As IT organizations shore up their systems against attacks, many state and local governments overlook a potentially greater threat: their own employees.
Dangers lurk within your perimeter, not only in the form of nefarious employees, but also (and more commonly) in careless workers or users who are unaware of or disregard proper security practices. Although security technologies are key, a layered defense alone won’t protect you. IT must also pay attention to the organization’s people and what they’re doing on the network.
The enemy within is the silent killer of our business, according to Mark Weatherford, executive officer for the Office of Information Security and Privacy Protection in California. Just look at what happened this summer in San Francisco when one employee essentially hijacked the network by denying city leaders access. The network administrator’s refusal to hand over passwords cost the city more than $1 million. This case is an extreme one, but smaller incidents happen more often than we care to admit.
For starters, mitigate the threat by performing background checks on IT employees, as the state of Pennsylvania does. “The Office for Information Technology vets all new employees and conducts criminal background checks as a standard part of the hiring process,” says CIO Brenda Orth. “More stringent vetting processes are conducted when agency requirements are elevated, or where there is heightened sensitivity or confidentiality of the data or systems being supported.”
Background checks would have helped in San Francisco’s case. According to news reports, the employee had previous convictions for aggravated burglary, aggravated robbery and theft, and spent four years in prison. Such experience doesn’t bode well for entrusting someone with sensitive citizen and financial data.
Trust Needn’t Be Dangerous
Many states have made significant strides in stopping the use of Social Security numbers as identifiers, the Identity Theft Resource Center reports.
People inherently want to trust others and don’t want to believe a colleague would intentionally harm the organization. The solution? Trust, but verify. Develop strong network configuration management processes and separation of duties, revisit change control procedures, closely scrutinize log files, and deploy employee monitoring and anomaly detection tools.
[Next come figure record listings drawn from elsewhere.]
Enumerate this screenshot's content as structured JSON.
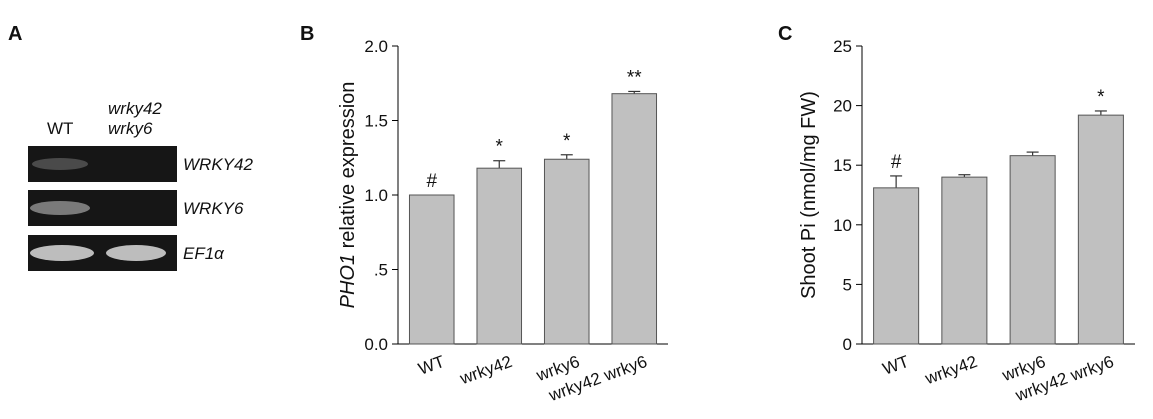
{
  "gel": {
    "panel_label": "A",
    "lanes": [
      [
        "WT"
      ],
      [
        "wrky42",
        "wrky6"
      ]
    ],
    "genes": [
      "WRKY42",
      "WRKY6",
      "EF1α"
    ]
  },
  "chart_data": [
    {
      "type": "bar",
      "panel_label": "B",
      "ylabel": {
        "italic": "PHO1",
        "rest": "relative expression"
      },
      "categories": [
        "WT",
        "wrky42",
        "wrky6",
        "wrky42 wrky6"
      ],
      "values": [
        1.0,
        1.18,
        1.24,
        1.68
      ],
      "errors": [
        0,
        0.05,
        0.03,
        0.015
      ],
      "annotations": [
        "#",
        "*",
        "*",
        "**"
      ],
      "color": "#c0c0c0",
      "ylim": [
        0,
        2
      ],
      "yticks": [
        {
          "value": 0,
          "label": "0.0"
        },
        {
          "value": 0.5,
          "label": ".5"
        },
        {
          "value": 1,
          "label": "1.0"
        },
        {
          "value": 1.5,
          "label": "1.5"
        },
        {
          "value": 2,
          "label": "2.0"
        }
      ]
    },
    {
      "type": "bar",
      "panel_label": "C",
      "ylabel": "Shoot Pi (nmol/mg FW)",
      "categories": [
        "WT",
        "wrky42",
        "wrky6",
        "wrky42 wrky6"
      ],
      "values": [
        13.1,
        14.0,
        15.8,
        19.2
      ],
      "errors": [
        1.0,
        0.2,
        0.3,
        0.35
      ],
      "annotations": [
        "#",
        null,
        null,
        "*"
      ],
      "color": "#c0c0c0",
      "ylim": [
        0,
        25
      ],
      "yticks": [
        0,
        5,
        10,
        15,
        20,
        25
      ]
    }
  ]
}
“It’s important to remember it doesn’t have to be a disgruntled employee,” says Weatherford. “Inattentive, lazy and cavalier employees are responsible for most of the insider security and privacy-related problems. That’s where knowing your people and immediately correcting bad practices can mitigate potential problems.”
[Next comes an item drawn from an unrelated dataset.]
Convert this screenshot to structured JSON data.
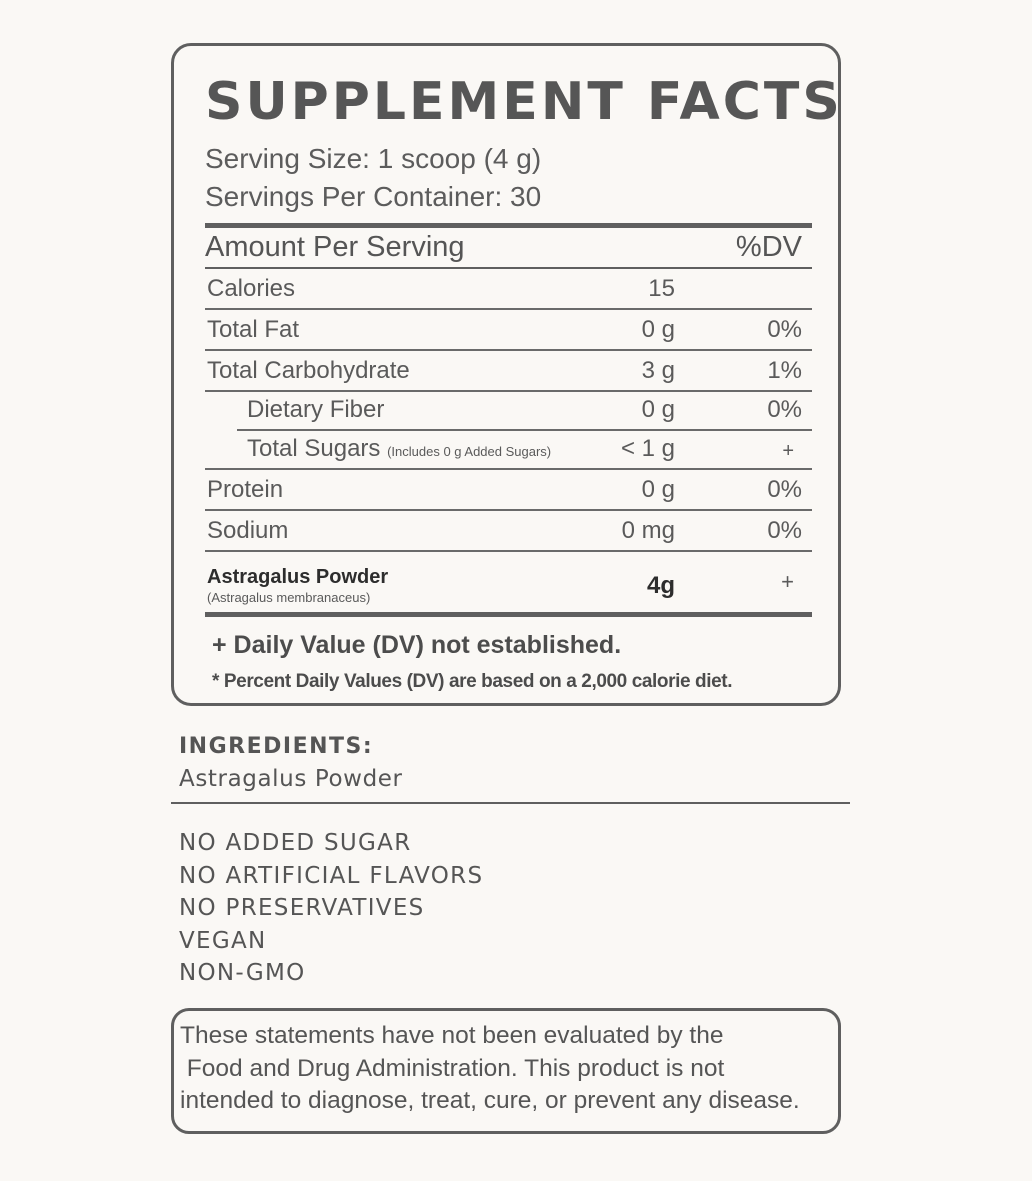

You cannot diminish the importance of training employees in security risks and how to take proper precautions with sensitive information, such as using full-disk encryption. In fact, Pennsylvania Chief Information Security Officer Bob Maley mandates that all state employees go through security awareness training every year to familiarize themselves with risks, such as phishing attacks.
That’s good news, because the bad guys aren’t going away. The Identity Theft Resource Center predicts a flurry of targeted attacks on organizations this year. One challenge is that organizations that collect personally identifiable information may be cutting IT security staff. At the same time, thieves continue to hone their hacking techniques and other methods of illegally snooping for data, the organization reports.
In the end, sound security hinges on deploying tools that let IT vigilantly monitor behavior on the network, not the people, and then reaching out to users about how that behavior keeps data safe from would-be intruders at the network gate.
Jim Shanks is executive vice president and former CIO of CDW.